Is Your Food "'Intoxicating' You?

You don't drink alcoholic beverages or allow your children to, but you serve chicken baked in a wine sauce without batting an eye.

"The alcohol is burned off," you explain.

Guess again.

People have heard, and believed, that the alcohol in cooking liquors is burned off during the cooking process, but that theory was never scientifically tested.

Until now.

A team of researchers prepared six recipes, each recipe calling for some type of cooking liquor, and measured the amount of alcohol that remained in the entrée after the preparation. The results were quite dizzying.

The following recipes were prepared for the test:

Pot Roast Milano
Orange Chicken Burgundy
Scalloped Oysters
Brandy Alexander Pie
Cherries Jubilee
Grand Marnier Sauce

The different liquors that were used in the various recipes included:

Burgundy
Dry Sherry
Creme de Cocoa
Grand Marnier

After each of these recipes was prepared, the researchers measured the amount of alcohol that remained in each sample

The Pot Roast Milano still contained 4 to 6 percent of the alcohol that had been used in the recipe.
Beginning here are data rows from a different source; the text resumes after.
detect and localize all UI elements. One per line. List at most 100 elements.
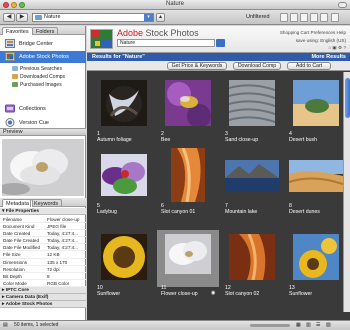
fav-bridge-center[interactable]: Bridge Center [0,38,86,50]
iptc-core-section[interactable]: ▸ IPTC Core [0,286,86,294]
view-filmstrip-icon[interactable]: ▥ [306,321,311,330]
version-cue-icon [5,118,15,127]
gear-icon[interactable]: ⚙ [338,45,342,50]
view-details-icon[interactable]: ☰ [316,321,320,330]
camera-icon[interactable] [300,13,308,22]
vertical-scrollbar[interactable] [343,72,350,312]
toolbar-toggle-button[interactable] [338,2,347,8]
meta-row: Document Kind JPEG file [0,223,86,231]
fav-adobe-stock-photos[interactable]: Adobe Stock Photos [0,51,86,63]
action-bar: Get Price & Keywords Download Comp Add t… [87,61,350,71]
folder-icon [12,74,18,79]
back-button[interactable]: ◀ [3,13,15,22]
tab-favorites[interactable]: Favorites [2,27,33,35]
left-pane: Favorites Folders Bridge Center Adobe St… [0,26,86,320]
home-icon[interactable]: ⌂ [328,45,331,50]
slot-canyon-01-image [171,148,205,202]
thumbnail-autumn-foliage[interactable]: 1 Autumn foliage [93,76,155,146]
toolbar: ◀ ▶ Nature ▾ ▴ Unfiltered [0,10,350,25]
thumbnail-desert-dunes[interactable]: 8 Desert dunes [285,148,347,218]
tab-keywords[interactable]: Keywords [30,199,63,207]
fav-label: Adobe Stock Photos [19,54,69,60]
help-icon[interactable]: ? [343,45,346,50]
mountain-lake-image [225,160,279,192]
thumbnail-label: 6 Slot canyon 01 [161,203,196,215]
cart-icon[interactable]: ▣ [332,45,336,50]
scrollbar-thumb[interactable] [345,78,350,118]
thumbnail-slot-canyon-02[interactable]: 12 Slot canyon 02 [221,230,283,300]
meta-row: Color Mode RGB Color [0,280,86,287]
tab-folders[interactable]: Folders [32,27,59,35]
meta-row: Date Created Today, 4:27:4... [0,230,86,238]
toggle-panels-icon[interactable]: ▤ [3,321,8,330]
rotate-ccw-icon[interactable] [310,13,318,22]
thumbnail-desert-bush[interactable]: 4 Desert bush [285,76,347,146]
camera-data-section[interactable]: ▸ Camera Data (Exif) [0,293,86,301]
slot-canyon-02-image [229,234,275,280]
go-up-button[interactable]: ▴ [156,13,165,22]
view-versions-icon[interactable]: ▧ [326,321,331,330]
preview-header[interactable]: Preview [0,128,86,136]
title-bar: Nature [0,0,350,10]
thumbnail-sunflower[interactable]: 10 Sunflower [93,230,155,300]
meta-row: Date File Created Today, 4:27:4... [0,237,86,245]
file-properties-header[interactable]: ▾ File Properties [0,208,86,215]
thumbnail-label: 8 Desert dunes [289,203,320,215]
search-history-icon [12,66,18,71]
view-grid-icon[interactable]: ▦ [296,321,301,330]
stock-photos-icon [5,52,15,61]
thumbnail-label: 2 Bee [161,131,171,143]
path-label: Nature [44,14,61,20]
thumbnail-size-slider[interactable] [250,324,290,327]
results-label: Results for "Nature" [92,54,145,60]
rotate-left-icon[interactable] [280,13,288,22]
rotate-cw-icon[interactable] [320,13,328,22]
header-links[interactable]: Shopping Cart Preferences Help [280,30,346,35]
ladybug-image [101,154,147,196]
bridge-center-icon [5,39,15,48]
stock-photos-logo [90,29,113,49]
add-to-cart-button[interactable]: Add to Cart [287,62,331,70]
results-bar: Results for "Nature" More Results [87,53,350,61]
thumbnail-label: 4 Desert bush [289,131,317,143]
trash-icon[interactable] [331,13,339,22]
thumbnail-bee[interactable]: 2 Bee [157,76,219,146]
fav-collections[interactable]: Collections [0,103,86,115]
thumbnail-sunflower-2[interactable]: 13 Sunflower [285,230,347,300]
stock-photos-logo-graphic [91,30,112,48]
fav-label: Version Cue [19,120,49,126]
path-dropdown[interactable]: Nature ▾ [32,13,154,22]
bee-image [165,80,211,126]
thumbnail-ladybug[interactable]: 5 Ladybug [93,148,155,218]
thumbnail-grid: 1 Autumn foliage 2 Bee 3 Sand close-up 4… [87,72,343,312]
tab-metadata[interactable]: Metadata [2,199,33,207]
window-title: Nature [165,1,184,7]
more-results-link[interactable]: More Results [311,53,346,61]
new-folder-icon[interactable] [290,13,298,22]
search-go-button[interactable] [216,39,225,47]
desert-bush-image [293,80,339,126]
thumbnail-menu-icon[interactable]: ◉ [211,290,215,296]
download-comp-button[interactable]: Download Comp [233,62,281,70]
filter-menu[interactable]: Unfiltered [246,14,270,20]
meta-row: Date File Modified Today, 4:27:4... [0,244,86,252]
status-text: 50 items, 1 selected [14,322,59,328]
get-price-keywords-button[interactable]: Get Price & Keywords [167,62,227,70]
stock-search-input[interactable]: Nature [117,39,215,47]
thumbnail-flower-close-up[interactable]: 11 Flower close-up ◉ [157,230,219,300]
thumbnail-label: 7 Mountain lake [225,203,258,215]
favorites-list: Bridge Center Adobe Stock Photos Previou… [0,35,86,135]
back-arrow-icon: ◀ [6,14,12,20]
sand-close-up-image [229,80,275,126]
thumbnail-slot-canyon-01[interactable]: 6 Slot canyon 01 [157,148,219,218]
meta-row: File Size 12 KB [0,251,86,259]
adobe-stock-photos-section[interactable]: ▸ Adobe Stock Photos [0,300,86,308]
forward-button[interactable]: ▶ [16,13,28,22]
meta-row: Dimensions 135 x 170 [0,259,86,266]
thumbnail-mountain-lake[interactable]: 7 Mountain lake [221,148,283,218]
thumbnail-label: 3 Sand close-up [225,131,259,143]
up-arrow-icon: ▴ [158,14,162,20]
favorites-tabs: Favorites Folders [0,26,85,35]
status-bar: ▤ 50 items, 1 selected ▦ ▥ ☰ ▧ [0,320,350,330]
thumbnail-sand-close-up[interactable]: 3 Sand close-up [221,76,283,146]
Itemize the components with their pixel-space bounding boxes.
The Orange Chicken Burgundy contained up to 60 percent of the original amount of alcohol used.

The Scalloped Oysters retained up to 49 percent of the original alcohol amount, and the Brandy Alexander Pie kept up to 77 percent of the recipe's amount.
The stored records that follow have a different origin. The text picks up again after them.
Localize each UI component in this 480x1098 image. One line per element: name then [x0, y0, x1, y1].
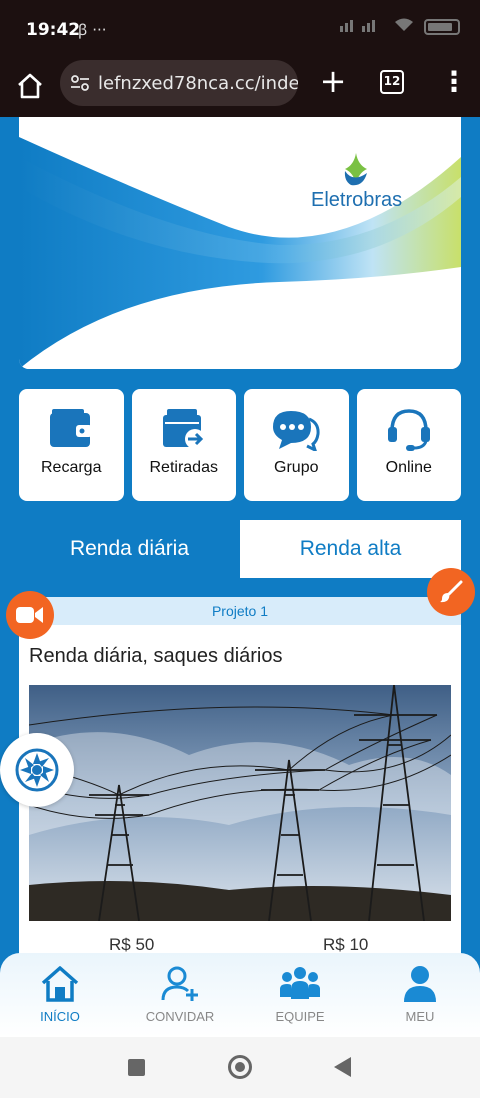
transmission-towers-image [29, 685, 451, 921]
nav-convidar[interactable]: CONVIDAR [120, 953, 240, 1037]
status-notifications: ꞵ ··· [78, 21, 107, 39]
nav-meu-label: MEU [405, 1009, 435, 1024]
online-label: Online [385, 459, 432, 476]
recents-button[interactable] [128, 1059, 145, 1076]
wallet-icon [50, 409, 93, 447]
status-bar: 19:42 ꞵ ··· [0, 0, 480, 60]
tab-switcher-button[interactable]: 12 [380, 70, 404, 94]
nav-inicio-label: INÍCIO [40, 1009, 80, 1024]
nav-meu[interactable]: MEU [360, 953, 480, 1037]
battery-icon [424, 18, 460, 35]
system-navigation-bar [0, 1037, 480, 1098]
eletrobras-banner: Eletrobras [19, 117, 461, 369]
home-icon [41, 966, 79, 1002]
retiradas-label: Retiradas [149, 459, 218, 476]
video-float-button[interactable] [6, 591, 54, 639]
team-icon [280, 967, 320, 999]
bottom-navigation: INÍCIO CONVIDAR EQUIPE MEU [0, 953, 480, 1037]
new-tab-button[interactable]: + [318, 65, 348, 97]
paint-brush-icon [440, 580, 463, 603]
user-icon [404, 966, 436, 1002]
wifi-icon [394, 18, 414, 35]
headset-icon [387, 409, 430, 451]
withdraw-icon [162, 409, 205, 449]
url-text: lefnzxed78nca.cc/inde [98, 72, 298, 94]
project-title: Renda diária, saques diários [29, 645, 283, 667]
back-button[interactable] [334, 1057, 351, 1077]
video-camera-icon [16, 607, 43, 623]
theme-float-button[interactable] [427, 568, 475, 616]
browser-home-button[interactable] [14, 70, 46, 102]
quick-actions: Recarga Retiradas Grupo Online [19, 389, 461, 501]
retiradas-button[interactable]: Retiradas [131, 389, 236, 501]
site-settings-icon [71, 75, 89, 91]
nav-inicio[interactable]: INÍCIO [0, 953, 120, 1037]
nav-convidar-label: CONVIDAR [145, 1009, 215, 1024]
project-header: Projeto 1 [19, 597, 461, 625]
grupo-label: Grupo [274, 459, 319, 476]
signal-icon [340, 18, 384, 35]
recarga-button[interactable]: Recarga [19, 389, 124, 501]
online-button[interactable]: Online [356, 389, 461, 501]
wheel-icon [15, 748, 59, 792]
chat-icon [273, 411, 320, 451]
home-outline-icon [18, 73, 42, 99]
add-user-icon [161, 966, 198, 1001]
browser-toolbar: lefnzxed78nca.cc/inde + 12 ⋮ [0, 60, 480, 117]
price-investment: R$ 50 [109, 935, 155, 954]
browser-menu-button[interactable]: ⋮ [440, 68, 468, 98]
power-lines-illustration [29, 685, 451, 921]
price-daily-return: R$ 10 [323, 935, 369, 954]
grupo-button[interactable]: Grupo [244, 389, 349, 501]
eletrobras-logo-icon [344, 153, 367, 186]
recarga-label: Recarga [41, 459, 102, 476]
nav-equipe-label: EQUIPE [275, 1009, 325, 1024]
status-time: 19:42 [26, 20, 81, 40]
income-tabs: Renda diária Renda alta [19, 520, 461, 578]
project-card[interactable]: Projeto 1 Renda diária, saques diários R… [19, 597, 461, 957]
tab-renda-diaria[interactable]: Renda diária [19, 520, 240, 578]
home-system-button[interactable] [228, 1055, 252, 1079]
brand-name: Eletrobras [311, 189, 403, 211]
lucky-wheel-float-button[interactable] [0, 733, 74, 807]
nav-equipe[interactable]: EQUIPE [240, 953, 360, 1037]
tab-renda-alta[interactable]: Renda alta [240, 520, 461, 578]
url-bar[interactable]: lefnzxed78nca.cc/inde [60, 60, 298, 106]
banner-wave-graphic [19, 137, 461, 369]
status-icons [340, 18, 460, 35]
The Cherries Jubilee and the Grand Marnier Sauce retained up to 78 and 85 percent of the original amount of alcohol from the recipes.
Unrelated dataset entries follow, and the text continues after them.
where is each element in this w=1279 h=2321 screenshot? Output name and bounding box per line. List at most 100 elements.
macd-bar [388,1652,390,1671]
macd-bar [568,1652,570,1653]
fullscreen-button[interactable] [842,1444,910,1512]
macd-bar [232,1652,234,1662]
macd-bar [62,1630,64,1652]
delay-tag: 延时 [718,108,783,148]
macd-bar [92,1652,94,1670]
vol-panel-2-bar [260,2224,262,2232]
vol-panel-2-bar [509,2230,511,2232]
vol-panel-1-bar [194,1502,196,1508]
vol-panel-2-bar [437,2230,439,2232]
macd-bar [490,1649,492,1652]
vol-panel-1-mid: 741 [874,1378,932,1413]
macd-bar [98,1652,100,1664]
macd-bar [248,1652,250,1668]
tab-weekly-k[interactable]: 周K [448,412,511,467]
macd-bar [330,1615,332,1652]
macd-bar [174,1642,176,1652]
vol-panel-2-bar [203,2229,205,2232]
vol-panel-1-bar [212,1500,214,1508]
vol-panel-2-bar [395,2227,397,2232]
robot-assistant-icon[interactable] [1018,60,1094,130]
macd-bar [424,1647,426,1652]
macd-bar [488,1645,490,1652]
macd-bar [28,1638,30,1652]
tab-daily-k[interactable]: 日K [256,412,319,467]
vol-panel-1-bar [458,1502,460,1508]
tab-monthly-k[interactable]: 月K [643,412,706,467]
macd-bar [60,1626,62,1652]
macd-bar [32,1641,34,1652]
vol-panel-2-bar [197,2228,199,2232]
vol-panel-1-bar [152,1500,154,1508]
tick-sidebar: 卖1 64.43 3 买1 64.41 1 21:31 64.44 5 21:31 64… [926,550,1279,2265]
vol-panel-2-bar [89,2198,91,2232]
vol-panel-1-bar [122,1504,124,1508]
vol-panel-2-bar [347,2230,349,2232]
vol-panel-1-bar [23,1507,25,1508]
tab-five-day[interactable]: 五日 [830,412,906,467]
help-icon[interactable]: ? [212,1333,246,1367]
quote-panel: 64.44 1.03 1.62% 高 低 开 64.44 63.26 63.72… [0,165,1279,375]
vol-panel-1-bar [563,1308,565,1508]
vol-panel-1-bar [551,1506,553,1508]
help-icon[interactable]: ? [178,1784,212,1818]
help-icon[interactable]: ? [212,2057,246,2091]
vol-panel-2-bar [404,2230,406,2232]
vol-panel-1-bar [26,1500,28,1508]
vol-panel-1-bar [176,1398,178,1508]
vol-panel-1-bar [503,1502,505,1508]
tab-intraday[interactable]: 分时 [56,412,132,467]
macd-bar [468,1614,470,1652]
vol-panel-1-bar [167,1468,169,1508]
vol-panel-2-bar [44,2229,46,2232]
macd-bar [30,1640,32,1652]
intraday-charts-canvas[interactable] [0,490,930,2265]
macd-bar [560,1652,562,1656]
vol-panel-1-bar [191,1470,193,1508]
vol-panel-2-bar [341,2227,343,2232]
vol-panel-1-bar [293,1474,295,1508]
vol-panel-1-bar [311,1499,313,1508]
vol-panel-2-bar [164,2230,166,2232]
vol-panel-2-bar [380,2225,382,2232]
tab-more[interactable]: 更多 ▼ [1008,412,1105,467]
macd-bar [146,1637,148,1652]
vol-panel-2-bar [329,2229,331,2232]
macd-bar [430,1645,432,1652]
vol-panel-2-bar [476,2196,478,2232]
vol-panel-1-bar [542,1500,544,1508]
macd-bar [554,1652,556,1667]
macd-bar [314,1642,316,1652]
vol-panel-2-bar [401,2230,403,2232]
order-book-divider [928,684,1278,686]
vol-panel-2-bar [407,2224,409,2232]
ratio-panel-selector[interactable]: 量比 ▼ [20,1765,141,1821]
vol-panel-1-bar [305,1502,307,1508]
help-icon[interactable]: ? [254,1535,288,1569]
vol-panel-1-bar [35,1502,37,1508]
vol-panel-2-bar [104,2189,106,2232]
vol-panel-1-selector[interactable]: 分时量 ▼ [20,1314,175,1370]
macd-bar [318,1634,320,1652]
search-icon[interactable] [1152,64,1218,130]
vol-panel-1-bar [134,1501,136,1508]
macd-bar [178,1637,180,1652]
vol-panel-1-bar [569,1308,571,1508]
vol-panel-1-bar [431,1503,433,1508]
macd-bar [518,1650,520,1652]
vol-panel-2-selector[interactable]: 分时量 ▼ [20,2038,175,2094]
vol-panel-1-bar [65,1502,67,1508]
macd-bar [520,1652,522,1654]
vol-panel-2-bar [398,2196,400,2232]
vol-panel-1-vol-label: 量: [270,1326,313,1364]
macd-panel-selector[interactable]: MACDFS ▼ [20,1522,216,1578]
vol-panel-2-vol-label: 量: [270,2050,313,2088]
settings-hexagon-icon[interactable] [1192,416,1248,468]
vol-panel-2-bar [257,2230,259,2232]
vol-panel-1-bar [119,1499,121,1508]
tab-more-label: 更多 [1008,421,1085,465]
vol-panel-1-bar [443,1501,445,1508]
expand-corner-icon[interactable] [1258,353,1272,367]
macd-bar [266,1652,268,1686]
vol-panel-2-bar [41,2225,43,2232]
Reseachers were astonished at these results, especially because all but one of the recipes had been "cooked" in some manner.

The Pot Roast Milano had been simmered at 185°F for two and a half hours.

The Scalloped Oysters had been baked at 375°F for 25 minutes, and the Cherries Jubilee had been flamed for 48 seconds. Yet, in spite of the cooking, a great deal of alcohol had not been "cooked off".

The researchers found that the longer a recipe is cooked, the more alcohol is cooked off, and the larger the surface area of the cooking pan, the more alcohol evaporates during the cooking process.

However, all cooks should be aware that even after cooking a recipe for a long time in a large pan, some alcohol may still be present in the food.

From the Journal of the American Dietetic Association, April 1992.